Certainly in this play there is. Howard soliloquizes near the end about his lost good intentions and searches fruitlessly for some praise for his attempts to be true to his beliefs. Joan sadly announces that Holly can no longer deal with the conflicting ideals and she has smashed the television set, another symbol of advancing technology. She has been keeping a diary and noted some of Howard's bon mots long ago when he was "young and beautiful and very clever."

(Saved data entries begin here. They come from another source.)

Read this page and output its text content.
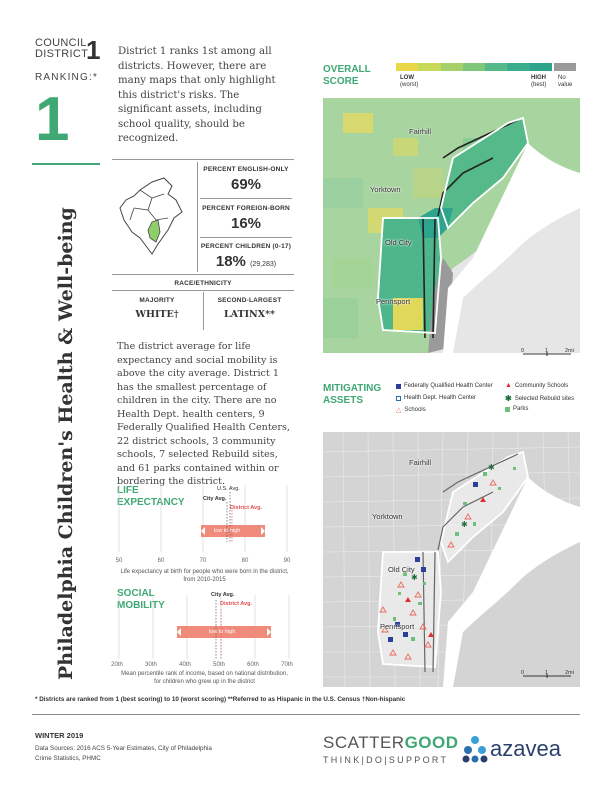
COUNCIL
DISTRICT
1
RANKING:*
1
District 1 ranks 1st among all districts. However, there are many maps that only highlight this district's risks. The significant assets, including school quality, should be recognized.
Philadelphia Children's Health & Well-being
PERCENT ENGLISH-ONLY
69%
PERCENT FOREIGN-BORN
16%
PERCENT CHILDREN (0-17)
18% (29,283)
RACE/ETHNICITY
MAJORITY
WHITE†
SECOND-LARGEST
LATINX**
The district average for life expectancy and social mobility is above the city average. District 1 has the smallest percentage of children in the city. There are no Health Dept. health centers, 9 Federally Qualified Health Centers, 22 district schools, 3 community schools, 7 selected Rebuild sites, and 61 parks contained within or bordering the district.
LIFE
EXPECTANCY
U.S. Avg.
City Avg.
District Avg.
low to high
50	60	70	80	90
Life expectancy at birth for people who were born in the district,
from 2010-2015
SOCIAL
MOBILITY
City Avg.
District Avg.
low to high
20th	30th	40th	50th	60th	70th
Mean percentile rank of income, based on national distribution,
for children who grew up in the district
OVERALL
SCORE	LOW
(worst)
HIGH
(best)
No
value
Fairhill
Yorktown
Old City
Pennsport
0	1	2mi
MITIGATING
ASSETS
Federally Qualified Health Center
Health Dept. Health Center
△ Schools
▲ Community Schools
✱ Selected Rebuild sites
Parks
✱
✱
✱
Fairhill
Yorktown
Old City
Pennsport
0	1	2mi
* Districts are ranked from 1 (best scoring) to 10 (worst scoring) **Referred to as Hispanic in the U.S. Census †Non-hispanic
WINTER 2019
Data Sources: 2016 ACS 5-Year Estimates, City of Philadelphia
Crime Statistics, PHMC
SCATTERGOOD
THINK|DO|SUPPORT azavea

Paul resigns to join Sam, the idealist, who has plans for development of tomato gardens and canning factories around the power station using the excess steam produced by the reactor. His saintly view of using the power to have the best of both worlds, despite the anti-nuke sentiments of others, parallels that of a real person Johns knows who lives and works in Kincardine and whose dreams and frustrations are similar to Sam's. He sees potential good rather than imminent destruction.

Although meant as a comedy, the laughs are few and often sarcastic, black and pessimistic. Certainly this is attributable to the subject matter; however, the School Show and the Farm Show also deal with serious topics and yet prove more entertaining and develop character and plot much more successfully.

The play is short and easily staged by theatre arts students. Sets and props are simple, and scenes could be produced independent of each other. The cast is small.

The play might be useful in a collection of Canadian drama to show the breadth of subject matter tackled by our playwrights. It might be resource for a multi-disciplinary study of Canada's energy policy or crisis.

Linda May Bell, Wellington County Board of Education, Guelph, ON.